Reply To: Buying advertisement on ROVworld

#36544
Ray Shields
Participant

Hi Chewy

For your apprentices certs to be recognized in the industry the Company or Academy needs to be a fully paid up member of IMCA . All the requirements are on the IMCA web site in PDF format or you can have a chat with chris.baldwin@imca-int.com he will confirm this .

Other wise the whole thing is wide open to misuse .

Not sure that is true.

IMCA have produced competency guidelines. IMCA do not certify or endorse any certification or training company.

People, anyone, are free to train and assess people to these competencies. This does not make them certified or trained by IMCA, at best they have been assessed based on IMCA competencies. For Chewy to train anyone, his piece of paper he produces has the same weight as one produced by any other training company in the world. As long as they do not say they are certified ROV Pilots, as there is no such certification in the world.

It is worth whatever any employer wishes to think it is worth in their opinion. The company I worked for were full IMCA members, none of their training or competencies met IMCA standards.

I understand where he is coming from, would you accept the training given by a training school that only has classrooms and basic equipment (if at all) or by a company that actually owns and operated ROV equipment and trains you using actual live ROVs?

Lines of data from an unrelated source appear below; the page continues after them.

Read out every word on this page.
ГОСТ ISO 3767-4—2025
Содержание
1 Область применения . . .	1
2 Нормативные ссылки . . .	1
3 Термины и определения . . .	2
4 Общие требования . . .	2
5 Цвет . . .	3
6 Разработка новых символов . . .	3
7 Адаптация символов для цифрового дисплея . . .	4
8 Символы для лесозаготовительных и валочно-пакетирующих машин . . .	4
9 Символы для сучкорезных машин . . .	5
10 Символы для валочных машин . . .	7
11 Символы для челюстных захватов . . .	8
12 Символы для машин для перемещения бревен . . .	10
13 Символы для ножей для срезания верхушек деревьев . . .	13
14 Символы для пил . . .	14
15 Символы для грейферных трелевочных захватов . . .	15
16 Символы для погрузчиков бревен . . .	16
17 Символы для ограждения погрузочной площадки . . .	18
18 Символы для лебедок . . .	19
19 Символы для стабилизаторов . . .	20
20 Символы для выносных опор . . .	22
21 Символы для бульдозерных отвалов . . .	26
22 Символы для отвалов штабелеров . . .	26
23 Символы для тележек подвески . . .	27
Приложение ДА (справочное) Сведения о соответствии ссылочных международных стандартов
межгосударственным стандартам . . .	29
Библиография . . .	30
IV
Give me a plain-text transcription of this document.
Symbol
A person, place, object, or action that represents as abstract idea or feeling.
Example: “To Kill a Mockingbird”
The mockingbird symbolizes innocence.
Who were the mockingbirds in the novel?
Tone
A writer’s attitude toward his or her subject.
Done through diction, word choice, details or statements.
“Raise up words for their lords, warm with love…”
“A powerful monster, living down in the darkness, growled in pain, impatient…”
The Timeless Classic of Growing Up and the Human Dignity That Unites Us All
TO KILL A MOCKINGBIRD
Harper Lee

However, I also agree that while it may be good for the company to use their facilities while times are lean, I would not encourage people to pay out money to do it on the vague hope that the industry might pick up and this might get them a job.

If anyone wants to do training for the future, I would suggest technical skills that can be used in other industries (hydraulics, high voltage, electronics fibre optics). An ROV training course is only applicable for a job in ROVs, fibre optics can be used in ROV and many industries, for example.